Do Unto Yourself
Today, I would like to introduce you to a principle I call Do Unto Yourself.
At first, I had thought to call it Eat Your Own Shit, but that was unnecessarily crass. My reasoning was that crass sentences often stick more easily in the mind than more generic ones, and that Subject Yourself to That Which You Subject Others To would be less memorable.
Then I thought of the above-mentioned, and, you know, paraphrasing The Most Read Book™ will probably result in something at least somewhat memorable. So: Do Unto Yourself As You Would Do To Others.
The principle is one I first stumbled upon in Kent Beck’s Extreme Programming Explained on page 76, where he talks about Architects in The Whole XP Team:
Making big architectural changes in small, safe steps is one of the challenges for an XP team. The principle of the alignment of authority and responsibility suggests that it is a bad idea to give one person the power to make decisions that others have to follow without having to personally live with the consequences. Architects sign up for programming tasks just like any programmer.
It goes something like this: You should subject yourself to that which you produce. If you don’t, you won’t know what consequences your actions really have.
Imagine being an architect, and designing the architecture for a huge and complex system, then handing it off to someone else for them to implement.
What if your architecture cannot be implemented as designed (or requires some very serious workarounds)?
What if your architecture has unintended side-effects (like resulting in ugly anti-patterns in parts of the code)?
These are very real issues that you, as an architect, will only spot if you are actually involved in the code. Otherwise, you will have to rely on other people telling you that your architecture is bad, which is unlikely to happen.
The principle extends into many other areas.

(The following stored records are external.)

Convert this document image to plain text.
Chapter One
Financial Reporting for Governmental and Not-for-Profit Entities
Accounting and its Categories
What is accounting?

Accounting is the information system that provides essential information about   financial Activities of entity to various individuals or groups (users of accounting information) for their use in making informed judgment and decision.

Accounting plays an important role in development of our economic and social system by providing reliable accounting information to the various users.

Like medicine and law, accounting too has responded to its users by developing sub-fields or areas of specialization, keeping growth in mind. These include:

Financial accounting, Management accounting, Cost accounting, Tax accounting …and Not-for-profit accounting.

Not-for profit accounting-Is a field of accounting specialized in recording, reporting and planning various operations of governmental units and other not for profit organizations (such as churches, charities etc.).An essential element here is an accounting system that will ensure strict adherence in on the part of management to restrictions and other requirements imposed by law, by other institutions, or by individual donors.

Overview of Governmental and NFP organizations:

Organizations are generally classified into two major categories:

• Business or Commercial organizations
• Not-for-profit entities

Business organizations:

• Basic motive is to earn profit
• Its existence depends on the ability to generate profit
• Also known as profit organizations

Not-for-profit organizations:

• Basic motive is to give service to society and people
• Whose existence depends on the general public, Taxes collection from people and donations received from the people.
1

If you, as a development team, expose APIs to third parties, you should use those APIs internally.
If you, as a company, build software, strive to use it in your own processes. Your accounting software should be used in your accounting department; your design software should be used in your design department.
In their book Rework, Basecamp suggested that you develop software to scratch your own itch: solve a real problem that you have.
Do Unto Yourself goes the other way: if you are building software, you should use that (and not alternatives) for your own itches.